Арион оказался одним из таких фруктов — нарушил договор, но домой не вернулся, а растворился в безбрежности одной шестой земной суши, каковой является большая наша страна. Так он канул и был забыт, как метеорит, чьим светом озарило случайно клочок неба.
И вот в один прекрасный день Арион появился в Ааму, без единой волосинки на голове, круглой, как бильярдный шар, желтенькой и лоснящейся. Зато одет был во все черное и кожаное. Оказывается, он исколесил чуть не две трети земного шара. (В бегах или землепроходцем? — вряд ли. Односельчане решили — не иначе как подался в воздухоплаватели, все они тоже в кожанках ходят.) А пока колесил, успевал предаваться лирическим воспоминаниям, охотно тоскуя о том, что оставил где-то что-то родное. И где же оно? Неужто маленькое Ааму покоя не дает? Интересно, что там думают об Арионе? Вспоминают ли хоть раз в году, под рождество? Постой, была там еще какая-то речка, и он бултыхался в ней с пацанами, прозрачная такая, ленивая, и называлась, кажется… да да, точно, — Прут. Осталось у Ариона неисхоженного впереди одна треть — и планеты, и жизни. Не мешало бы взглянуть на этот Прут, отхлебнуть глоточек; может, тогда и Ааму оставит его в покое, перестанет свербить в груди и путаться под ногами…

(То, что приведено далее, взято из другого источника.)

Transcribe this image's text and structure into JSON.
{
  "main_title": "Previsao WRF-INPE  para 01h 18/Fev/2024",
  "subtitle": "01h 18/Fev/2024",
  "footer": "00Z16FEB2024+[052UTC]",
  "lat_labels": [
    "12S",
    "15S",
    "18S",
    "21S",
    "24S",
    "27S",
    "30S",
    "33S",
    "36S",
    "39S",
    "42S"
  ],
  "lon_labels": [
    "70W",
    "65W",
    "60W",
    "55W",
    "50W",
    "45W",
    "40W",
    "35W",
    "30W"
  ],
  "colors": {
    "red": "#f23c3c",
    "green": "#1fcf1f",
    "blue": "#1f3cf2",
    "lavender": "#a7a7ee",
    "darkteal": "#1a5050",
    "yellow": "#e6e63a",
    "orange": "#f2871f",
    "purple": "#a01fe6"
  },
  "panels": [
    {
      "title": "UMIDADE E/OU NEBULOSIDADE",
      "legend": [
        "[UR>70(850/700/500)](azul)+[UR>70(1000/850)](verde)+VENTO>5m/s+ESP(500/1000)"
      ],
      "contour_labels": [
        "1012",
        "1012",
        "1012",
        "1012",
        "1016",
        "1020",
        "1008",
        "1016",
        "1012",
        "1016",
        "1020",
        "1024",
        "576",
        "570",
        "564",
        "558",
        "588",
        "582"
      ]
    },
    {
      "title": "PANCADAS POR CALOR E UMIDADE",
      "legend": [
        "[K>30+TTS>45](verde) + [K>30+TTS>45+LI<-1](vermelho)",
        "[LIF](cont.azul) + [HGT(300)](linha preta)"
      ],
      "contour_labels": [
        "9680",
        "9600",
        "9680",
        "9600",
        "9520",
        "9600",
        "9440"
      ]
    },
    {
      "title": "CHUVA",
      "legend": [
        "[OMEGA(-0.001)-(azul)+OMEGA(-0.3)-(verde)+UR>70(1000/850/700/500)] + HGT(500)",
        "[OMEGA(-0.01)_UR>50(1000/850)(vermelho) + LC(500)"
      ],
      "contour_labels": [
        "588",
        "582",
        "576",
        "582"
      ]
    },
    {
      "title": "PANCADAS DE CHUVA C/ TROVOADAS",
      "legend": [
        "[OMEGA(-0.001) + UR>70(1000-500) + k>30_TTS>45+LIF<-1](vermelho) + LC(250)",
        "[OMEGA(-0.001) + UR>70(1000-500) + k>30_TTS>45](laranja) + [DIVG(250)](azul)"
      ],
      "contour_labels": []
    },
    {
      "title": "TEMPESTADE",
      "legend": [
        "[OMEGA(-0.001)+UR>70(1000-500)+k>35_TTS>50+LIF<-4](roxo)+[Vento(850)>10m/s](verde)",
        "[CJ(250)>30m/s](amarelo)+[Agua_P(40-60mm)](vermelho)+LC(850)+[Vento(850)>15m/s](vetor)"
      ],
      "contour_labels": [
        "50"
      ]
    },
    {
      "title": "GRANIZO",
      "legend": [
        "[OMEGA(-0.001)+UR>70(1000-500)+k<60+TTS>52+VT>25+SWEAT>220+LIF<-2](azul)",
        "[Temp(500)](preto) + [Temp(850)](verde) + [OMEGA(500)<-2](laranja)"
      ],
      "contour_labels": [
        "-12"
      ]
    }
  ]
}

И вот явился. Теперь Арион казался властным и беспечным, точь-в-точь как выглядят люди, одетые в кожаное. Понятное дело, лукавый Беллони кружил вокруг него, как старый лис, пока не поинтересовался:
— Слушай, Арион, признайся, что за дела у тебя там были, в воздухе?
— Ишь какой ты любопытный, бадя Антон, — ответил Арион. — Хочешь правду? Искал!
— Ну и как?
— Эх, старик… Все есть и ничего нету!..
Встретились они в центре села, у бывших Трех Колодцев, где, если помните, висела надпись: «Слово — серебро, дискуссия — золото, молчание — вечность…» Арион остановился, проходя мимо:
— Какой дурак это написал?
— Пошли в буфет, братец, здесь говорить не принято.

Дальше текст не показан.